Entre tanto, o de veras o fingiéndolo, había enfermado su hermana menor, y el boticario, que con permiso del médico, visitaba también y tenía bastantes igualas, era quien asistía a la enfermita, y tenía que visitarla dos veces al día o por lo menos de diario. Don Policarpo no se daba por entendido de la verdadera enfermedad y distaba mucho de querer aplicarle el conveniente remedio. La iguala que tenía con el escribano era de las más cuantiosas del lugar: cada año cincuenta reales. Esto, no obstante, le parecía muy poco para pagar tanta visita: por lo cual, según Serafina, el boticario buscaba compensación recetando mucho y obligando al escribano a gastar su dinero en potingues de los que él elaboraba en su casa.

Yo me inclino a presumir que, ofendido el boticario por las burlas de Serafina sobre el mencionado negocio, divulgó contra ella lo que voy a contar como me lo han contado, sin responder de que sea verdad, exageración o mentira.

A lo que parece, D. Álvaro Roldán, que andaba antes extraviadísimo, lejos de su casa, muy a menudo en otras poblaciones, entregado a mil liviandades y francachelas, y gastándose los dineros con doncellitas andantes que hospedaba en sus caserías, se había vuelto sedentario, casero, morigerado y mucho más económico. El pícaro del boticario colgaba a Serafina el milagro de esta conversión, y aun se atrevía a sostener que la señora doña Inés hacía la vista gorda y no se percataba[7] del tal milagro, cuya comodidad y baratura no podía menos de celebrar en el fondo del alma.

Como quiera que fuese, la verdad es que Serafina, que jamás notó que D. Andrés persiguiese a Juanita, aunque si lo hubiera notado no lo hubiera dicho, porque no le convenía decirlo, notó muy bien los atrevimientos de D. Álvaro y sus persecuciones a Juanita, y enojada y temerosa de una usurpación de atribuciones, acudió a doña Inés con el soplo.

Al principio no dio doña Inés grande importancia a la acusación; pero en aquellos últimos días la renovó Serafina con tal vehemencia e insistencia que doña Inés se puso sobre ascuas. Se puso como se pondría apasionada jardinera si viese que un sapo u otro bicho feo y vicioso trataba de deshojar o marchitar la planta florida que más la deleitase.

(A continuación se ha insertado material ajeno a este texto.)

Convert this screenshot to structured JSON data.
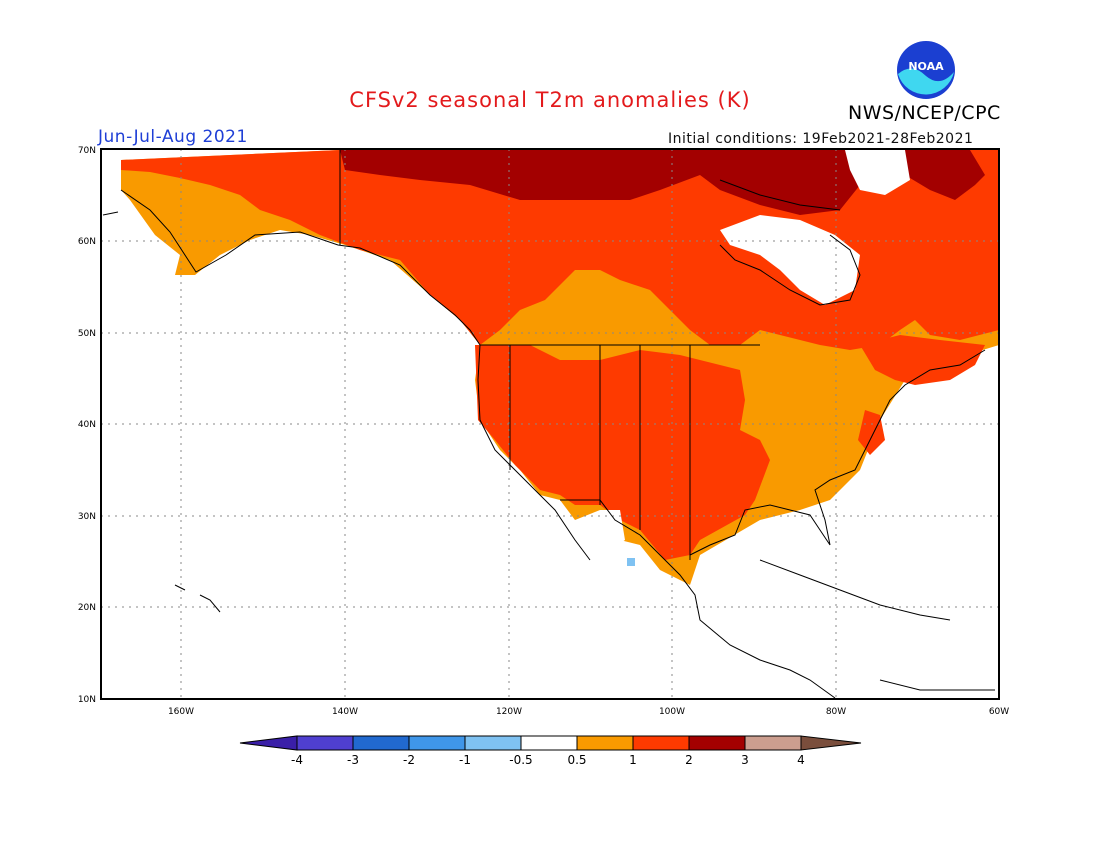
{
  "header": {
    "title": "CFSv2 seasonal T2m anomalies (K)",
    "period": "Jun-Jul-Aug 2021",
    "initial_conditions": "Initial conditions: 19Feb2021-28Feb2021",
    "org": "NWS/NCEP/CPC",
    "logo_text": "NOAA"
  },
  "axes": {
    "lat_labels": [
      "70N",
      "60N",
      "50N",
      "40N",
      "30N",
      "20N",
      "10N"
    ],
    "lon_labels": [
      "160W",
      "140W",
      "120W",
      "100W",
      "80W",
      "60W"
    ]
  },
  "colorbar": {
    "labels": [
      "-4",
      "-3",
      "-2",
      "-1",
      "-0.5",
      "0.5",
      "1",
      "2",
      "3",
      "4"
    ],
    "colors": [
      "#3a1fa8",
      "#4f3fd0",
      "#2169cf",
      "#3f96e9",
      "#7fc2f2",
      "#ffffff",
      "#f99a00",
      "#fe3a00",
      "#a30000",
      "#cc9e8f",
      "#7a4e3c"
    ]
  },
  "legend_colors": {
    "anom_0_5_1": "#f99a00",
    "anom_1_2": "#fe3a00",
    "anom_2_3": "#a30000",
    "anom_neg_1_0_5": "#7fc2f2"
  }
}
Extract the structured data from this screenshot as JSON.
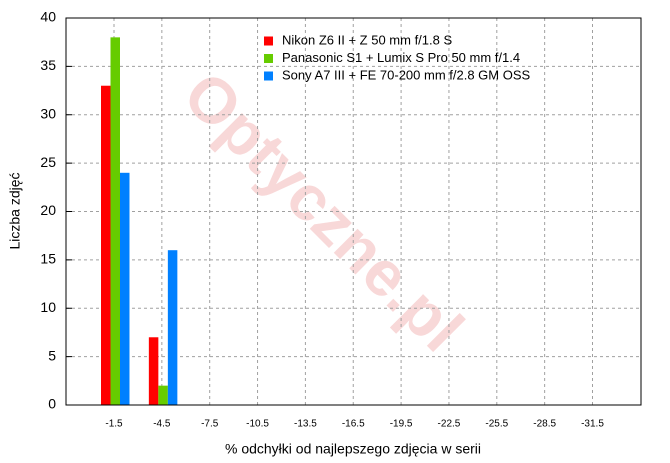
{
  "chart_data": {
    "type": "bar",
    "watermark": "Optyczne.pl",
    "x_label": "% odchyłki od najlepszego zdjęcia w serii",
    "y_label": "Liczba zdjęć",
    "categories": [
      "-1.5",
      "-4.5",
      "-7.5",
      "-10.5",
      "-13.5",
      "-16.5",
      "-19.5",
      "-22.5",
      "-25.5",
      "-28.5",
      "-31.5"
    ],
    "series": [
      {
        "name": "Nikon Z6 II + Z 50 mm f/1.8 S",
        "color": "#ff0000",
        "values": [
          33,
          7,
          0,
          0,
          0,
          0,
          0,
          0,
          0,
          0,
          0
        ]
      },
      {
        "name": "Panasonic S1 + Lumix S Pro 50 mm f/1.4",
        "color": "#66cc00",
        "values": [
          38,
          2,
          0,
          0,
          0,
          0,
          0,
          0,
          0,
          0,
          0
        ]
      },
      {
        "name": "Sony A7 III + FE 70-200 mm f/2.8 GM OSS",
        "color": "#0080ff",
        "values": [
          24,
          16,
          0,
          0,
          0,
          0,
          0,
          0,
          0,
          0,
          0
        ]
      }
    ],
    "ylim": [
      0,
      40
    ],
    "yticks": [
      0,
      5,
      10,
      15,
      20,
      25,
      30,
      35,
      40
    ],
    "grid": true,
    "legend": "top"
  }
}
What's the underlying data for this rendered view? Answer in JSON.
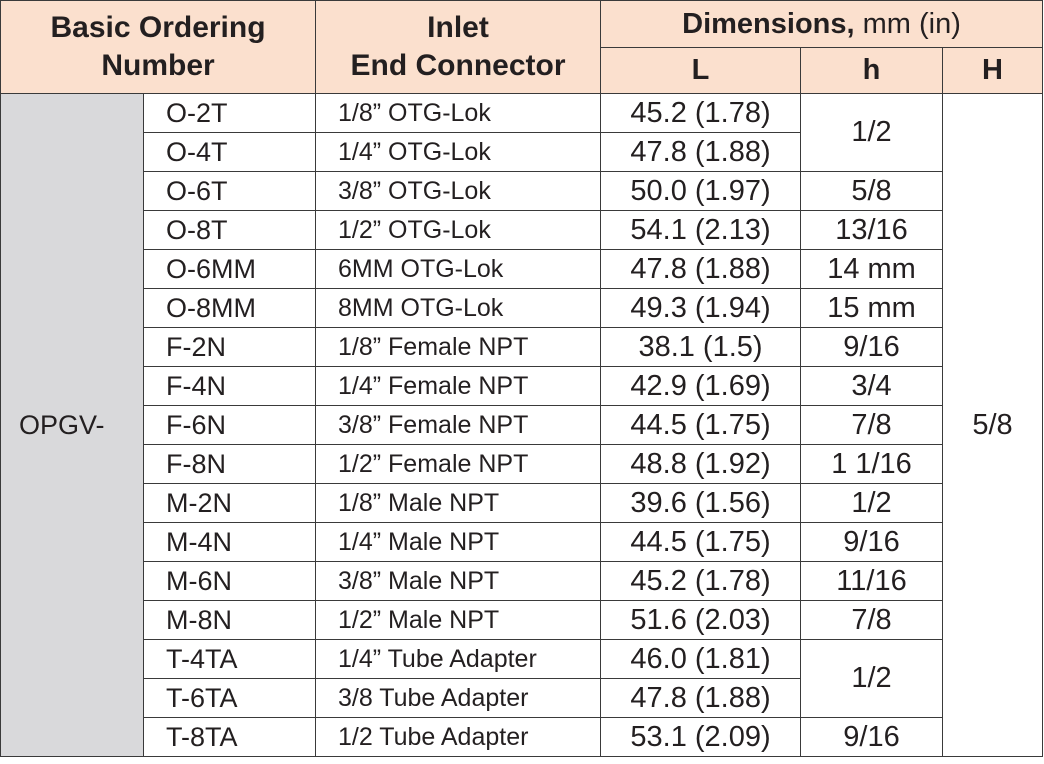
{
  "header": {
    "ordering": [
      "Basic Ordering",
      "Number"
    ],
    "connector": [
      "Inlet",
      "End Connector"
    ],
    "dimensions_bold": "Dimensions,",
    "dimensions_unit": " mm (in)",
    "col_L": "L",
    "col_h": "h",
    "col_H": "H"
  },
  "prefix": "OPGV-",
  "H_value": "5/8",
  "rows": [
    {
      "model": "O-2T",
      "connector": "1/8” OTG-Lok",
      "L": "45.2 (1.78)",
      "h": "1/2"
    },
    {
      "model": "O-4T",
      "connector": "1/4” OTG-Lok",
      "L": "47.8 (1.88)"
    },
    {
      "model": "O-6T",
      "connector": "3/8” OTG-Lok",
      "L": "50.0 (1.97)",
      "h": "5/8"
    },
    {
      "model": "O-8T",
      "connector": "1/2” OTG-Lok",
      "L": "54.1 (2.13)",
      "h": "13/16"
    },
    {
      "model": "O-6MM",
      "connector": "6MM OTG-Lok",
      "L": "47.8 (1.88)",
      "h": "14 mm"
    },
    {
      "model": "O-8MM",
      "connector": "8MM OTG-Lok",
      "L": "49.3 (1.94)",
      "h": "15 mm"
    },
    {
      "model": "F-2N",
      "connector": "1/8” Female NPT",
      "L": "38.1 (1.5)",
      "h": "9/16"
    },
    {
      "model": "F-4N",
      "connector": "1/4” Female NPT",
      "L": "42.9 (1.69)",
      "h": "3/4"
    },
    {
      "model": "F-6N",
      "connector": "3/8” Female NPT",
      "L": "44.5 (1.75)",
      "h": "7/8"
    },
    {
      "model": "F-8N",
      "connector": "1/2” Female NPT",
      "L": "48.8 (1.92)",
      "h": "1 1/16"
    },
    {
      "model": "M-2N",
      "connector": "1/8” Male NPT",
      "L": "39.6 (1.56)",
      "h": "1/2"
    },
    {
      "model": "M-4N",
      "connector": "1/4” Male NPT",
      "L": "44.5 (1.75)",
      "h": "9/16"
    },
    {
      "model": "M-6N",
      "connector": "3/8” Male NPT",
      "L": "45.2 (1.78)",
      "h": "11/16"
    },
    {
      "model": "M-8N",
      "connector": "1/2” Male NPT",
      "L": "51.6 (2.03)",
      "h": "7/8"
    },
    {
      "model": "T-4TA",
      "connector": "1/4” Tube Adapter",
      "L": "46.0 (1.81)",
      "h": "1/2"
    },
    {
      "model": "T-6TA",
      "connector": "3/8 Tube Adapter",
      "L": "47.8 (1.88)"
    },
    {
      "model": "T-8TA",
      "connector": "1/2 Tube Adapter",
      "L": "53.1 (2.09)",
      "h": "9/16"
    }
  ]
}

Doña Inés estaba furiosa contra el sapo y llena de miedo también de que, interviniendo el diablo, que todo lo añasca, pudiese conseguir el sapo su detestable propósito. La misma inocencia de Juanita y la libertad y el abandono en que vivía, sin el arrimo y el consejo que suele prestar la prudencia de una madre, aumentaban el sobresalto de doña Inés. De aquí que ahora estuviera impaciente por consumar su sacrificio de separarse de la muchacha enviándola a un convento cuanto antes mejor.